Mechernich – Zu welchen sportlichen Leistungen Menschen nach einer Organtransplantation fähig sind, beweist Christian Carl aus Mechernich: Der 28-jährige Betriebswirt hat vor vier Jahren eine Nierenlebendspende seines Vaters erhalten. Damit geht es ihm so gut, dass er an den 20. World Transplant Games – den Weltspielen der Organtransplantierten – teilnimmt. Am morgigen Donnerstag ist Abflug, Austragungsort ist in diesem Jahr Mar del Plata, der beliebteste Badeort Argentiniens.

Im Dezember 2010, zwei Tage vor Weihnachten, änderte sich das Leben des jungen Mannes schlagartig. Weil er sich schlecht fühlte, suchte er seinen Hausarzt auf. Eine Blutuntersuchung ergab katastrophal schlechte Nierenwerte. Ein Kreatinin-Wert von 0,8 bis 1,1 mg/dl gilt als normal, liegt der Wert bei 6 mg/dl, ist bereits eine Dialyse notwendig. Christian Carls Blut jedoch wies zum Zeitpunkt der Untersuchung einen lebensbedrohlich hohen Kreatinin-Wert von 22 mg/dl auf, beide Nieren hatten ihren Dienst quittiert.

Christian Carl (r.) ist aktiver Radsportler beim RSV 1896 Euskirchen. Außerdem läuft der 28-Jährige erfolgreich Halbmarathon. Foto: Privat/pp/Agentur ProfiPress

Christian Carl (r.) ist aktiver Radsportler beim RSV 1896 Euskirchen. Außerdem läuft der 28-Jährige erfolgreich Halbmarathon. Foto: Privat/pp/Agentur ProfiPress

Auf der Intensivstation des Kreiskrankenhauses Mechernich gelang es den Ärzten, seinen Zustand zu stabilisieren, am 23. Dezember wurde die erste Blutwäsche durchgeführt. Zunächst rätselten die Ärzte, was bei dem jungen Mechernicher zum Nierenversagen geführt hatte. Eine Gewebeprobe seiner Niere brachte schließlich die niederschmetternde Gewissheit: Ursache war eine Tablettenvergiftung, eine extrem seltene Nebenwirkung des Medikaments, das Christian Carl wegen einer chronisch-entzündlichen Darmerkrankung einnehmen musste.
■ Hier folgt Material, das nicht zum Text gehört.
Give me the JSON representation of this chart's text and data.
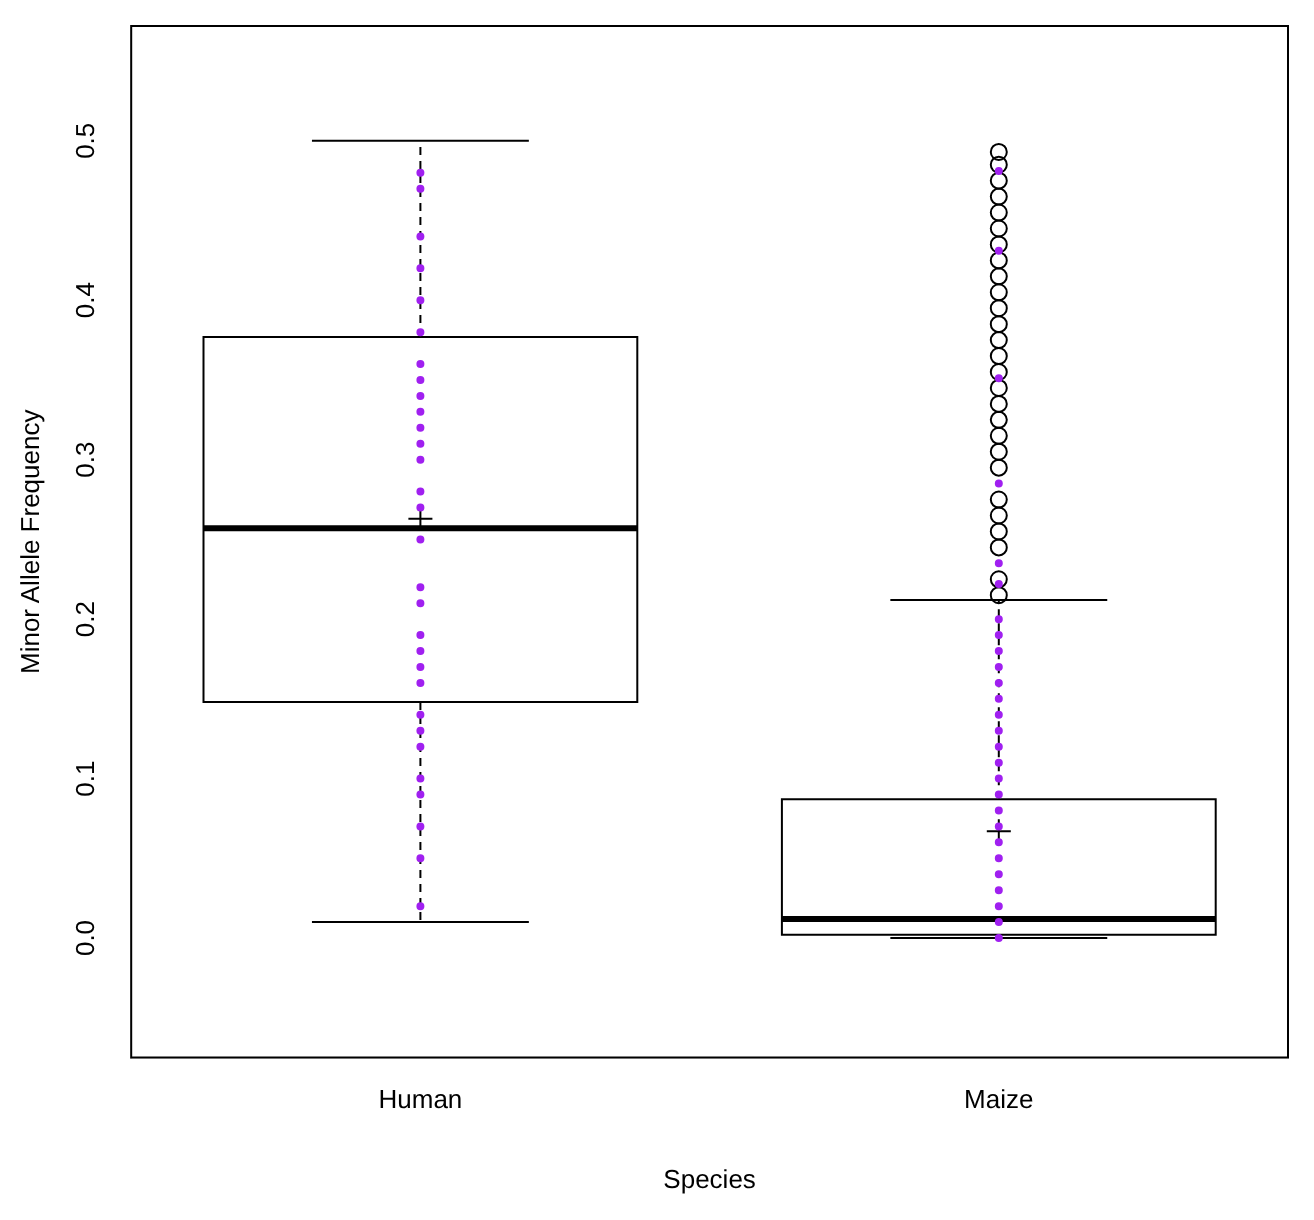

Fortan gehörte die Dialyse zum Leben des sportlichen jungen Mannes, der noch wenige Wochen zuvor erfolgreich einen Halbmarathon in Köln absolviert hatte. „Jeden zweiten Tag, fünf bis sechs Stunden lang, eine körperlich so belastende Prozedur, dass er den Rest des Tages völlig erschöpft war“, erinnerte sich Vater Jürgen Carl an die Zeit. Dem 55-jährigen Diplom-Ingenieur, der als Vertriebsleiter bei der Deutschen Mechatronics in Mechernich tätig ist, brach es fast das Herz. „Für einen jungen Mann ist das ein sehr eingeschränktes Leben.“ Zwar kam Christian Carl auf die Liste für eine Organspende, doch würde seine Wartezeit zirka sechs bis acht Jahre betragen. Nach zehn Monaten an der Dialyse nahm Christian Carl das Angebot seines Vaters, ihm eine Niere zu spenden, an.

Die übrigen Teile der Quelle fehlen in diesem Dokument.